As if the appetizers weren’t more than completely satisfactory, our taste buds were abuzz with the main courses we selected including a Roasted & Crispy Seawater Soaked Organic Chicken with whipped potatoes, red cabbage, picked pears and BBQ jus. I enjoyed the Duck Duck Duck, aptly named with a trio of duck delights including a seared breast, confit thigh and foie gras dumpling with mustard cabbage, celery root and cranberry marmalade.

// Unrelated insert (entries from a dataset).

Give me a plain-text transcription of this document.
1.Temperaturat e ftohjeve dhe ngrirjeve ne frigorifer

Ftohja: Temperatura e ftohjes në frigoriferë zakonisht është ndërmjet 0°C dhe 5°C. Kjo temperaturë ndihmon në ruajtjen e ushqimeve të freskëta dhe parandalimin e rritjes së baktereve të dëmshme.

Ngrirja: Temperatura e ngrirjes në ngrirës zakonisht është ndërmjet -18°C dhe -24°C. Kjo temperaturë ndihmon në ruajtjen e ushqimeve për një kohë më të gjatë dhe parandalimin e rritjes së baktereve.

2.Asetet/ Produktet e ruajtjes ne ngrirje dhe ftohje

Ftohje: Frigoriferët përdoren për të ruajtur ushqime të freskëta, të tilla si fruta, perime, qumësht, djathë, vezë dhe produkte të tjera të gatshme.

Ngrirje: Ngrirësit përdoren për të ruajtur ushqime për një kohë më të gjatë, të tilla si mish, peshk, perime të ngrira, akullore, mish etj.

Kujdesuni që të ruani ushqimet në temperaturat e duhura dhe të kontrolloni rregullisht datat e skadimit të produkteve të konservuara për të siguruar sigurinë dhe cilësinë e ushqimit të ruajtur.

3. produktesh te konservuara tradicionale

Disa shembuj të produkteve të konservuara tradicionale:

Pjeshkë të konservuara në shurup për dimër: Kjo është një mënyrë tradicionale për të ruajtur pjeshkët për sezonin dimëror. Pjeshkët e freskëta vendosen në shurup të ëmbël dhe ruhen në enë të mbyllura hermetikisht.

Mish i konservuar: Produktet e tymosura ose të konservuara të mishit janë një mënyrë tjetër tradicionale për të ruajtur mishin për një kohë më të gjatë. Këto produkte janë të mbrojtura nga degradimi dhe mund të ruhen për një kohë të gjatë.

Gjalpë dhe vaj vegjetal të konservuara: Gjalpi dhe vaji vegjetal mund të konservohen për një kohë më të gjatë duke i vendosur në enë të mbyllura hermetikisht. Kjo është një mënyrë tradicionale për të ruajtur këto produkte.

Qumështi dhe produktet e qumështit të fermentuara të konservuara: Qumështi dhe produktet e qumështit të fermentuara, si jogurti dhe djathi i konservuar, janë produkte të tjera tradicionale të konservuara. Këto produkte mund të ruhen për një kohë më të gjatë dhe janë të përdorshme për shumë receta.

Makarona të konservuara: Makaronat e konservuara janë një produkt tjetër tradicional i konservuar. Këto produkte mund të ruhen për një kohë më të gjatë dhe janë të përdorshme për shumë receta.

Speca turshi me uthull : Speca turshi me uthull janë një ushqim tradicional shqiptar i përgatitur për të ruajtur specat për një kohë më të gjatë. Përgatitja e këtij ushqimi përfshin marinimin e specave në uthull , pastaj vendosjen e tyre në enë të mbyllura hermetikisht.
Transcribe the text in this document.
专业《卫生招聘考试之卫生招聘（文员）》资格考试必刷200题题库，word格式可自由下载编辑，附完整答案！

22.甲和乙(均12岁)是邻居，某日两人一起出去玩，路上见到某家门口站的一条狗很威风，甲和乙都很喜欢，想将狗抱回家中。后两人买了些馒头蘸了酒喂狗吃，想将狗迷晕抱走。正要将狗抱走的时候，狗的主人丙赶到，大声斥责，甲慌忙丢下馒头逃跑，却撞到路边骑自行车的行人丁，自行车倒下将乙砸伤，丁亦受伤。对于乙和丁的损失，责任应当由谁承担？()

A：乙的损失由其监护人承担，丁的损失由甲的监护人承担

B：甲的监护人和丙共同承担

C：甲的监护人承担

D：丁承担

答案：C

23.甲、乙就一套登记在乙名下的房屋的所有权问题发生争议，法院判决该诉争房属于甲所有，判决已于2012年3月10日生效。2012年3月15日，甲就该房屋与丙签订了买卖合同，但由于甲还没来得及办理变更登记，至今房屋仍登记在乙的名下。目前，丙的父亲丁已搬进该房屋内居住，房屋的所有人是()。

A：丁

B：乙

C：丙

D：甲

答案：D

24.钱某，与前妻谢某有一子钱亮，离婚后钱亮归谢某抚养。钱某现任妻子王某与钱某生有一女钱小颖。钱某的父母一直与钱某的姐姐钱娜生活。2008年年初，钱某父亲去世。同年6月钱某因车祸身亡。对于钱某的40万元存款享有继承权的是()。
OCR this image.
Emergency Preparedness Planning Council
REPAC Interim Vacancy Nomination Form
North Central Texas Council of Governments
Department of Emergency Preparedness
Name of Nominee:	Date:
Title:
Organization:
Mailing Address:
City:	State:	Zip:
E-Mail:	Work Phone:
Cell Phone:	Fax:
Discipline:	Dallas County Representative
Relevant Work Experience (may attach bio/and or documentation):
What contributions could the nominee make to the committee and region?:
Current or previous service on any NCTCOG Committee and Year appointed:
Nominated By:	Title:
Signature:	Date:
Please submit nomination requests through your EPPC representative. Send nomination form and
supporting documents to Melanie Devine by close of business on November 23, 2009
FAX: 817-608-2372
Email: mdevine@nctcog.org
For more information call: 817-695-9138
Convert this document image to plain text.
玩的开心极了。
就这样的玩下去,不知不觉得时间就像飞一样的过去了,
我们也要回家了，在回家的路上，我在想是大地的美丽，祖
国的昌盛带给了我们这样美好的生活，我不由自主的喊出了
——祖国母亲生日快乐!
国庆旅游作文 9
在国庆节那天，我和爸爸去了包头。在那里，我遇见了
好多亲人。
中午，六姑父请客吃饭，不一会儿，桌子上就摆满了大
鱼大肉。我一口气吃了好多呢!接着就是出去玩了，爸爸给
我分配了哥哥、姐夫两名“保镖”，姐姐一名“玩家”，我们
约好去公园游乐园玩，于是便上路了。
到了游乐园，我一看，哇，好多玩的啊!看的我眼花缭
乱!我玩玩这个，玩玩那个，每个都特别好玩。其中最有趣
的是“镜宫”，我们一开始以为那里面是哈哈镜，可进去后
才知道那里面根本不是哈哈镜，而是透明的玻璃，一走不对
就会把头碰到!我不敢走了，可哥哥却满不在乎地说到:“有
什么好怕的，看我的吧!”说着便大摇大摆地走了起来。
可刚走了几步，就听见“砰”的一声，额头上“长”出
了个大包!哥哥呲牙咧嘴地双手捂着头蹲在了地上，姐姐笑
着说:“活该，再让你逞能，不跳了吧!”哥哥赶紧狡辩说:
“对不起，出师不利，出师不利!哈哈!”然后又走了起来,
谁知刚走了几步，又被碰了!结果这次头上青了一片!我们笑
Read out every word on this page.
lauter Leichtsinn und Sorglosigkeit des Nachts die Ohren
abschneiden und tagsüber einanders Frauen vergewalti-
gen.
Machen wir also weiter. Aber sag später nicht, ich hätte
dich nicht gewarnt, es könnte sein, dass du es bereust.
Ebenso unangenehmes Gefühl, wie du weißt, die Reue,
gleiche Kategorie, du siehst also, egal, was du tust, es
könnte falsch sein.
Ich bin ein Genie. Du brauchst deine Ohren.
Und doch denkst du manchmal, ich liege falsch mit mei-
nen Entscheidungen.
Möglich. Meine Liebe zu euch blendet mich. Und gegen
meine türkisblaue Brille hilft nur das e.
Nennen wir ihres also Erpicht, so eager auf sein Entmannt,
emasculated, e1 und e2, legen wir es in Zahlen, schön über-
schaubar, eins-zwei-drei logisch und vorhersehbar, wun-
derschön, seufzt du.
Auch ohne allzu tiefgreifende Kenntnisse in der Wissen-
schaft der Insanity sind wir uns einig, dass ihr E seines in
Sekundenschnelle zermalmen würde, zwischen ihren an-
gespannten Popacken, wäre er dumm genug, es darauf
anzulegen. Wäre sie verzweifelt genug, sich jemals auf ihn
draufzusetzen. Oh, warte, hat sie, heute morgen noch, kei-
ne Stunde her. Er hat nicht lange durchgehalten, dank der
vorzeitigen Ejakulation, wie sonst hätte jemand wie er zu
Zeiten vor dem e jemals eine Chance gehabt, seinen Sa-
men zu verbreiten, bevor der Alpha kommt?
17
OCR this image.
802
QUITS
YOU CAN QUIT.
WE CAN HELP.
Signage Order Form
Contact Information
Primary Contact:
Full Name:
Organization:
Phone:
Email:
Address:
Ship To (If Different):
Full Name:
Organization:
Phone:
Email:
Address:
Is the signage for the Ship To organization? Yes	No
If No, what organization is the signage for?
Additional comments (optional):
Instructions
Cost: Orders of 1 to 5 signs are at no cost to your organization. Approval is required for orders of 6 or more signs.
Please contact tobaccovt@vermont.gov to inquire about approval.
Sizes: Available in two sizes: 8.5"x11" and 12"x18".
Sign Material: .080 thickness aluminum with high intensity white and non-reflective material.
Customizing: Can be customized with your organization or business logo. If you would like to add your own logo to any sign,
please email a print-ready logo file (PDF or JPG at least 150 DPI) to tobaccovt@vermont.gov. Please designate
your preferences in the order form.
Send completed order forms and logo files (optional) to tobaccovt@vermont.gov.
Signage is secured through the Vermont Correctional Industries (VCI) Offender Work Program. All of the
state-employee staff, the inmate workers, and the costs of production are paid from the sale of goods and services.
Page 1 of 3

One of the coolest parts of our dining experience may have been the fact that we got a private tour of the kitchen. And I have to tell you, these amazing chefs crank out the best food as I’ve already described in one of the smallest places you can imagine. I’m told that it can be packed wall to wall in here with more than just the chefs we saw working last night and they will always get the job done. I suppose it’s also the familial vibe that you can see runs through the entire restaurant from the moment you walk in the door to the love in your food – David really cares about his employees and in turn, they more than deliver.

David Burke Townhouse kitchen

To finish the evening (which is sad when you have such a wonderful experience), we ordered David Burke’s Cheesecake Lollipop Tree which included a sampling of cheesecake lollipops including strawberry and chocolate finished off with raspberries and bubble gum whipped cream. (My friend is witness to the fact that all I wanted to do was lick the bowl with the bubble gum whipped cream – the essence was perfect).

David Burke's Cheesecake Lollipop Tree

I dare you not to behave like a kid again or at least feel like you’ve shooed away your adulthood for a few years after eating here. You can even take home your goodies in a Burke in the box. Genius!